At any rate the constant gear obseletence is a problem inherent in Western MMORPGs but nobody has yet to figure out something better so saying that it's a problem is like saying the problem with MMORPG is that they require a lot of time (that's a problem too). Maybe eventually someone will figure out something better but nobody sure knows a better solution right now so you can't just say, 'well the game shouldn't have this problem' because they all do.
You are wrong and you are just talking nonsense now. You can make old content viable by simply tweaking the rewards. You can make old content level appropriate by simply tweaking the difficulty. Just because some devs DO NOT do it does not make it any less simple or needed -- they are simply either being lazy or maximizing profit instead. If you want to see a game that DOES do that, look no further than Turbine's DDO. They made ALL content constantly appropriate (reincarnation) and they've even made old content viable at end game (Epic). With their recent expansion, they have effectively killed off these systems (Epic) and added more P2W, and what you are now seeing is the effects of those decisions (burn out, boredom, players leaving).

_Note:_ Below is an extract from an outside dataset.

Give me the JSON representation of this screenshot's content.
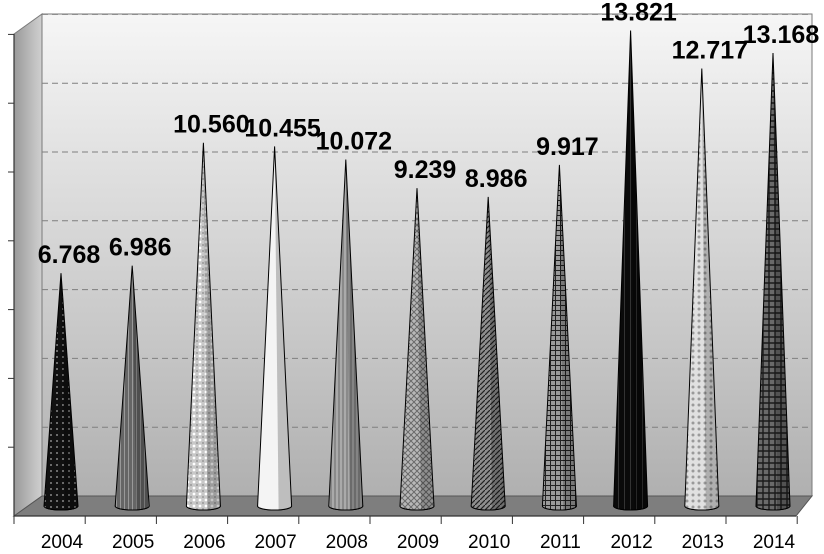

What people "complain" about is nonsense 99% of the time. Devs should never listen to their playerbase, they should use their complaints only as indications to underlying problems. Players don't know what they need and they'd burn down the house simply to have it cleaned. If they complained "waaah, this is only old content revamped for end game!", they'd still be the ones on raid timer for that content for next 3 months.

Bottomline is, we already have a solution to obsolete gear and content...make it relevant. The problem is devs usually only think short term, especially in a free to play system. Selling P2W gear/etc from old content just plays into their hand and when you advocate that, YOU are part of the problem.

All of this highlights why themepark MMOs are not for me. Give me sandbox, where players make their own "content" from the tools provided. I'll pay a subscription for that - fuck these linear treadmill games.